Affects Version/s: 2.4.0
Fix Version/s: None
Component/s: Structured Streaming
My code is as follows:
1) When I first ran it, I found that app could run normally.
2) Then, for some reason, I deleted the checkpoint directory of structured streaming and did not delete the savepath of sink file which saves HDFS files.
3) Then restart app, at which time only executor was assigned after app started, and no tasks were assigned. In the log, I found the print message: "INFO streaming.
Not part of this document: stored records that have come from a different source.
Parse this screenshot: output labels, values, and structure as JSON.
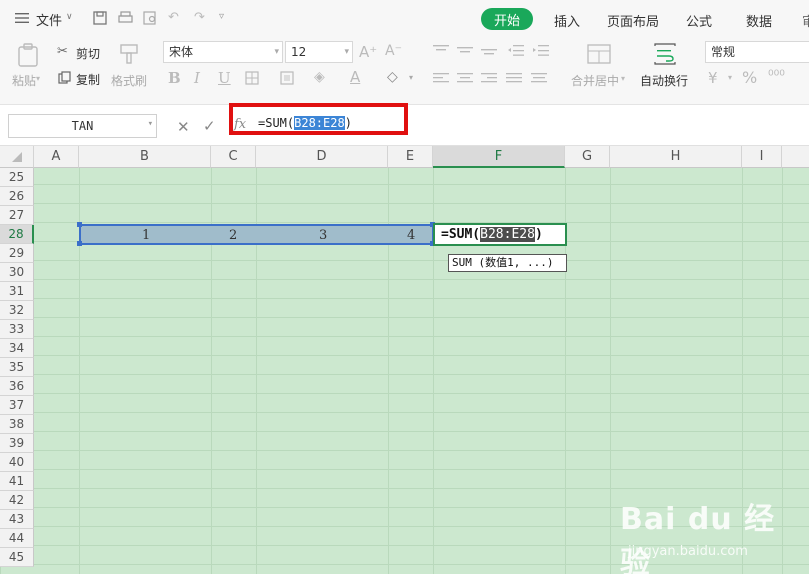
{
  "menu": {
    "file_label": "文件",
    "tabs": [
      "开始",
      "插入",
      "页面布局",
      "公式",
      "数据"
    ],
    "active_tab": "开始"
  },
  "ribbon": {
    "paste_label": "粘贴",
    "cut_label": "剪切",
    "copy_label": "复制",
    "format_painter_label": "格式刷",
    "font_name": "宋体",
    "font_size": "12",
    "number_format": "常规",
    "merge_label": "合并居中",
    "wrap_label": "自动换行"
  },
  "formula_bar": {
    "name_box": "TAN",
    "fx": "fx",
    "prefix": "=SUM(",
    "range": "B28:E28",
    "suffix": ")"
  },
  "sheet": {
    "columns": [
      "A",
      "B",
      "C",
      "D",
      "E",
      "F",
      "G",
      "H",
      "I"
    ],
    "rows": [
      "25",
      "26",
      "27",
      "28",
      "29",
      "30",
      "31",
      "32",
      "33",
      "34",
      "35",
      "36",
      "37",
      "38",
      "39",
      "40",
      "41",
      "42",
      "43",
      "44",
      "45"
    ],
    "selected_column": "F",
    "selected_row": "28",
    "range_values": [
      "1",
      "2",
      "3",
      "4"
    ],
    "cell_formula_prefix": "=SUM(",
    "cell_formula_range": "B28:E28",
    "cell_formula_suffix": ")",
    "tooltip": "SUM (数值1, ...)"
  },
  "watermark": {
    "logo": "Bai du 经验",
    "url": "jingyan.baidu.com"
  },
  "colors": {
    "accent": "#1aa85a",
    "sheet_bg": "#cce8cf",
    "range_border": "#3b6fc9",
    "annotation": "#e01010"
  }
}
FileStream Sink: Skipping already committed batch 72". Later I looked at the source code and found that the log was from https://github.com/apache/spark/blob/branch-2.4/sql/core/src/main/scala/org/apache/spark/sql/execution/streaming/FileStreamSink.scala#L108
4) The 3) situation lasts for several hours before the DAGScheduler is triggered to divide the DAG, submitStages, submitTasks, and tasks are assigned to the executor.
Later, I read the https://github.com/apache/spark/blob/branch-2.4/sql/core/src/main/scala/org/apache/spark/sql/execution/streaming/FileStreamSink.scala code carefully, and realized that in FileStreamSink, a log would be included under savepath/_spark_metadata, if the current batchId<=log. getLatest () will skip saving and output the log directly: logInfo (s "Skipping already committed batch $batchId").
I think that since checkpoint is used, all information control rights should be given to checkpoint, and there should not be a batchId log information record.